Lobi Perusahaan Tiket Pritz Harbour agak luas, dengan tujuh loket penjualan tiket, namun sudah ada sekitar selusin orang yang mengantri di depan masing-masing loket.Klein melirik sekilas dan tidak langsung pergi ke tempat yang jumlah orangnya paling sedikit. Sebaliknya, dia mengambil dua langkah ke kanan dan tiba di depan papan berwarna coklat yang didirikan.
Ada banyak kertas putih yang ditempel di papan kayu, mengumumkan semua informasi tentang kapal penumpang minggu ini, termasuk tujuan mereka, pelabuhan yang mereka lewati, dan harga kabin yang berbeda.
Sebelum Klein dapat melihat lebih dekat, seorang anggota staf datang dan menggambar lingkaran merah di kabin kelas dua dalam satu garis, menandainya dengan satu kalimat: “Terjual habis.”

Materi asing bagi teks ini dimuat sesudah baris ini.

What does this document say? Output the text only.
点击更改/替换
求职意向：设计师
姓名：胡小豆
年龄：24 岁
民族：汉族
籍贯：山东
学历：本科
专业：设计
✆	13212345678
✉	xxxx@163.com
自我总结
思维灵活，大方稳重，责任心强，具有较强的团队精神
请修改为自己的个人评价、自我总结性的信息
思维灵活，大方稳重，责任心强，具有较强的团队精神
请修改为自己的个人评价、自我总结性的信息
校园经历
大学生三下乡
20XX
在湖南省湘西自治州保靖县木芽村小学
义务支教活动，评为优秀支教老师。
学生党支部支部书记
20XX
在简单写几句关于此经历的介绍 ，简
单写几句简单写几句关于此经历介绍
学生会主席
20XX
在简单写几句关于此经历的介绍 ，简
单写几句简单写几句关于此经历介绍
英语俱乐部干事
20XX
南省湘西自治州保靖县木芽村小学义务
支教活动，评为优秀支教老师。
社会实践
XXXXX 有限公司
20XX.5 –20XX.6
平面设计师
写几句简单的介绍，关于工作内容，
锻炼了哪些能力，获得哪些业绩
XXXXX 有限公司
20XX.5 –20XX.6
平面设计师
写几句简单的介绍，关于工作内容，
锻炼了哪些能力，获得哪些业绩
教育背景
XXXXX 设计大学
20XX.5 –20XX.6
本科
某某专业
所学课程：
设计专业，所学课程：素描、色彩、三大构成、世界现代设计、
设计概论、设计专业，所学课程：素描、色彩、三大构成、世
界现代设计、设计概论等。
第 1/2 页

“Sangat populer…” desah Klein.
“Tentu saja, Pelabuhan Pritz adalah pelabuhan terbesar di kerajaan ini. Banyak sekali orang yang lewat sini ke Benua Selatan dan pulau-pulau kolonial untuk mencari peluang,” seorang pria paruh baya yang berdiri di samping papan kayu menjawab dengan sikap yang jelas-jelas sombong.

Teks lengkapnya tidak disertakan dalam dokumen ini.